It wasn’t that long ago that Knox County was showing older teachers the door. New blood was needed to cope with the Technology Age – computers and rubrics and endless rounds of high-stakes tests (or so we were told).
The cynical among us couldn’t help suspecting that it was also a cost-cutting measure. Mo’ experience = mo’ money, and malleable young teachers straight out of college work cheaper than experienced ones.
Last week, however, thanks to a story by Josh Flory in KnoxTNToday and on his blog Hall Pass, we learned (most of us for the first time) that our school system is inviting retired teachers to return to the classroom, and offering hefty financial incentives to entice them back to work. It was a happy story about a teacher who is thrilled to return.
But it was an acknowledgement that the teacher shortage is real.

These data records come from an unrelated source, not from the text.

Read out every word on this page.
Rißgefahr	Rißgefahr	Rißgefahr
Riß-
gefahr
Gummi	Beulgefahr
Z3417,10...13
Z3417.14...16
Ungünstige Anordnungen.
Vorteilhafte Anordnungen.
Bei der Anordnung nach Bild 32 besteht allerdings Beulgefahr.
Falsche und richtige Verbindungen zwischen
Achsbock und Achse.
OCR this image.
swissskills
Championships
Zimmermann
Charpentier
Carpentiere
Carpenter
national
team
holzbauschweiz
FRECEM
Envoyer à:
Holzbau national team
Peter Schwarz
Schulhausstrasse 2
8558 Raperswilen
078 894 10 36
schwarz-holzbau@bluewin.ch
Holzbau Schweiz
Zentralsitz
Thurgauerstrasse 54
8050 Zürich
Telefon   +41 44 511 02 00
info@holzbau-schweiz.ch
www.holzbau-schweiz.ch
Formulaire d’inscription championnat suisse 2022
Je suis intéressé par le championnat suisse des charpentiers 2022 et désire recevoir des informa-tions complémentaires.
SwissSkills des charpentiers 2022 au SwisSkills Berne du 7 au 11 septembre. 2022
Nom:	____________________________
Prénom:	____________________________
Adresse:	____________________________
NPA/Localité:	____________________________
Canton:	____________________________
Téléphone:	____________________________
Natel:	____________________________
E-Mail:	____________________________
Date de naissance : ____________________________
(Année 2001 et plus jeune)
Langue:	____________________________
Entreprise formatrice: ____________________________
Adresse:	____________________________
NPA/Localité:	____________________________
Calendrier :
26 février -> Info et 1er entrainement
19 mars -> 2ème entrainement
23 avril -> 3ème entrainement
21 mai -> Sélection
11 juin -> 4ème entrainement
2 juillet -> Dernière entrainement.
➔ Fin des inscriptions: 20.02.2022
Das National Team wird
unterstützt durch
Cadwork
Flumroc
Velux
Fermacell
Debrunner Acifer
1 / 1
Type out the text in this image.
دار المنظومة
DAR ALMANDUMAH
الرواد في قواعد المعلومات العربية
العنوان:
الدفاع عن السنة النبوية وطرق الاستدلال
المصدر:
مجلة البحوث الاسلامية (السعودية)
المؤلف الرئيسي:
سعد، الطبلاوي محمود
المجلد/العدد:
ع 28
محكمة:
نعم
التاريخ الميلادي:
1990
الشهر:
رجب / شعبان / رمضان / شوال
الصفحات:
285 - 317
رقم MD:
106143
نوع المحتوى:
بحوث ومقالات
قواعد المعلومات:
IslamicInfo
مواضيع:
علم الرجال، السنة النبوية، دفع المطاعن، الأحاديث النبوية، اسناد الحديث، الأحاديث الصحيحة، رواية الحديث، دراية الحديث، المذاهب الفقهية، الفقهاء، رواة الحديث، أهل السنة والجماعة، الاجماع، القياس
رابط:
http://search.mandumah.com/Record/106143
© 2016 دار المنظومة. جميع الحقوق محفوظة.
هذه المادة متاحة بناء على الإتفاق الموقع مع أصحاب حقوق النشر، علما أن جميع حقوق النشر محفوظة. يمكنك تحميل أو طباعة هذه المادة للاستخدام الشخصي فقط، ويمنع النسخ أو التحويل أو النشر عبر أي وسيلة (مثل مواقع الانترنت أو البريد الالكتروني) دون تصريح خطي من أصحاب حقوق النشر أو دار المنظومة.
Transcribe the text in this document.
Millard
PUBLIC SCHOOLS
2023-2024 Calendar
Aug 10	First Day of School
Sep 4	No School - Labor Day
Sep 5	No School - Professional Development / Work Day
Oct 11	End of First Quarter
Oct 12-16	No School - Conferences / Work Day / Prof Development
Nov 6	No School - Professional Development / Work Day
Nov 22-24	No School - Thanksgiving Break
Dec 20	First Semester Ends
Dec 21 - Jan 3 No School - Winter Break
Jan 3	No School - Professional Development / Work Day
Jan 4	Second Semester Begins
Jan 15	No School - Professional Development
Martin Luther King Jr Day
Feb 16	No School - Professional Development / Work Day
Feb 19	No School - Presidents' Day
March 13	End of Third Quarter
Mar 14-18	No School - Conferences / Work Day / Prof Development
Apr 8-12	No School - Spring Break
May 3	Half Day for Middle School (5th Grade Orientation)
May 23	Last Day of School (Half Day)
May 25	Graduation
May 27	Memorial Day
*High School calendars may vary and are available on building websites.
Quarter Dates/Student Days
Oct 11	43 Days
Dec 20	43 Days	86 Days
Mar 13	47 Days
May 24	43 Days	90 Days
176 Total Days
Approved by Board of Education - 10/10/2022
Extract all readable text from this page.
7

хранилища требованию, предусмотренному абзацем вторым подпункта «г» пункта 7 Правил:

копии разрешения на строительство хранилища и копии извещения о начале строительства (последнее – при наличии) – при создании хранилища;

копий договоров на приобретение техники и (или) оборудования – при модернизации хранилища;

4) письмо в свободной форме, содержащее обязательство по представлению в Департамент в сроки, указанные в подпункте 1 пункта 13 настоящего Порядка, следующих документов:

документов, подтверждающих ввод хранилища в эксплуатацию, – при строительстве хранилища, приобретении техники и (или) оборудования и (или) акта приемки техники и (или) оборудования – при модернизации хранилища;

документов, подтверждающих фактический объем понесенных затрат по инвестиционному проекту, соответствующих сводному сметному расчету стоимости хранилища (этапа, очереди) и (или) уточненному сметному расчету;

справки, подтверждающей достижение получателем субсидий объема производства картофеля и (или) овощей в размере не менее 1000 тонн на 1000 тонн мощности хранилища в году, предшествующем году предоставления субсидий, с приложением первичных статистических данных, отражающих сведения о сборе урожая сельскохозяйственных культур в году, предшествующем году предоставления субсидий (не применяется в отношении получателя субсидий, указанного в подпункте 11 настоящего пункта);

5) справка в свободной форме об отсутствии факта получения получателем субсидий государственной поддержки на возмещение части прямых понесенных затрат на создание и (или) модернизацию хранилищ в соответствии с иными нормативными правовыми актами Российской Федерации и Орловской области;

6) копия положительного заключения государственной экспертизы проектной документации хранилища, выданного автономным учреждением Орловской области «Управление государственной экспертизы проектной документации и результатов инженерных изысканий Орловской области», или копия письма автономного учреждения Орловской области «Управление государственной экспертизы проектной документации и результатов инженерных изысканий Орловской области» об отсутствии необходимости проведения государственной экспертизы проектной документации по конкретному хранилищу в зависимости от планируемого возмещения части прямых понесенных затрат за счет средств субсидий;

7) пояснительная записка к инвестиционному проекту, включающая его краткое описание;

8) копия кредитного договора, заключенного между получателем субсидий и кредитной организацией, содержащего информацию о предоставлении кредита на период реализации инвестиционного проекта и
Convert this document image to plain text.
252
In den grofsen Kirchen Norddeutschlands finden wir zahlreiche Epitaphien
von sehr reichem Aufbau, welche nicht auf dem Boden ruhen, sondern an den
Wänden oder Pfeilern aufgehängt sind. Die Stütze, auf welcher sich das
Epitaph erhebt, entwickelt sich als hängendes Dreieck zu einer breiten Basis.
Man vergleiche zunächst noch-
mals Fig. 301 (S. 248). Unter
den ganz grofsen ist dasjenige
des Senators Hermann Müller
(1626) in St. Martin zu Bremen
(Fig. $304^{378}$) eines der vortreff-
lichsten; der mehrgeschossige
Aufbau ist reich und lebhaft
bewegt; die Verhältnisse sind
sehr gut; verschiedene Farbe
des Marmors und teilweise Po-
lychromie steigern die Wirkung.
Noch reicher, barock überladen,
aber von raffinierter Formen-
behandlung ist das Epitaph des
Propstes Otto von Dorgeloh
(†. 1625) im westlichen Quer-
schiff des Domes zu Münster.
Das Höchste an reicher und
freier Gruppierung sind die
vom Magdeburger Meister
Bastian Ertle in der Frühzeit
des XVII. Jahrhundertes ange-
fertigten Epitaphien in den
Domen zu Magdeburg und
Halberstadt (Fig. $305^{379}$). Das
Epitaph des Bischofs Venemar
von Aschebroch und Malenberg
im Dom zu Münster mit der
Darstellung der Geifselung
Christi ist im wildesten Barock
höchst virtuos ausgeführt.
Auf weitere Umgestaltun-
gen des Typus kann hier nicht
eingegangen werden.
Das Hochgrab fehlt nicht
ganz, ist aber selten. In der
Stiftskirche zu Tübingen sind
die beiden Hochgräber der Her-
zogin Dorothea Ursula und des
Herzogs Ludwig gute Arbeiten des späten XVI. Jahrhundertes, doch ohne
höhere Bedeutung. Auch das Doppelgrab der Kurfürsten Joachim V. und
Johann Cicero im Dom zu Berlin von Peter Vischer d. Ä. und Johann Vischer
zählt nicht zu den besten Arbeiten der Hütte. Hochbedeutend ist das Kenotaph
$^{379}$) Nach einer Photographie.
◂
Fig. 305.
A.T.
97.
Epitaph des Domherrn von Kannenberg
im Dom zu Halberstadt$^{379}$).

A new, poorly understood law clamping down on school library content is the latest in teacher-disrespecting measures. “Clarifying” guidelines handed down by Commissioner of Education Penny Schwinn make it clear that teacher-provided classroom libraries are subject to the same rules as school libraries – and all books must be scrutinized and catalogued to make sure that students aren’t exposed to anything inappropriate. And since many conscientious teachers have put together huge collections of books for their students – mostly at their own expense and entirely on their own time – this exercise will be time-consuming and burdensome.
KCS has asked for a reprieve until next spring to give them time to figure out how to comply without unduly burdening teachers.
I asked a principal (whose name I will protect) about this new law, and she (in an abundance of tact, even though I’d offered her anonymity) started out by crediting “our state leaders” with wanting to make sure that kids learned to read by the time they are third graders:
“However, many students in our community have limited resources and do not have access to children’s literature in their home. Tennessee teachers receive only $200 per year from the state to purchase supplies for their classrooms so many classroom libraries are funded with teachers’ personal funds. The new requirement from the state to catalog all trade books in the classroom is another barrier for teachers and ultimately a barrier for students to have access to literature. Classrooms contain hundreds of books, and this new law will cause teachers to spend an inordinate amount of time cataloging books.
“That time would be better spent planning high quality instruction. As a school administrator, I am hopeful that teachers will not respond to this additional burden by removing their classroom libraries. We are actively looking for ways in which volunteers from the community can assist our teachers with this task.”
For the sake of the teachers and the kids, I hope the volunteer spirit prevails.
But meanwhile, another source close to Knox County Schools said that although KCS job recruiters are working hard to remedy the teacher shortage, they are meeting with considerable resistance:
“We’ve got people downtown calling retirees and asking them if they’ll consider coming back to work and they’re being told, ‘No way.’”
This is my shocked face (you’ll have to trust me on this) upon hearing that in the wake of a long trail of anti-teacher measures created by two GOP-dominated state administrations that started stripping teachers of tenure and collective bargaining rights, seasoned educators are declining lucrative offers to return to the classroom.
Post Scriptum: This new law is easily confused (by me, at least) with the Age-Appropriate Materials Act of 2022, a school library censorship bill whose sponsor made national news by advocating book-burning.
Betty Bean writes a Thursday opinion column for KnoxTNToday.com.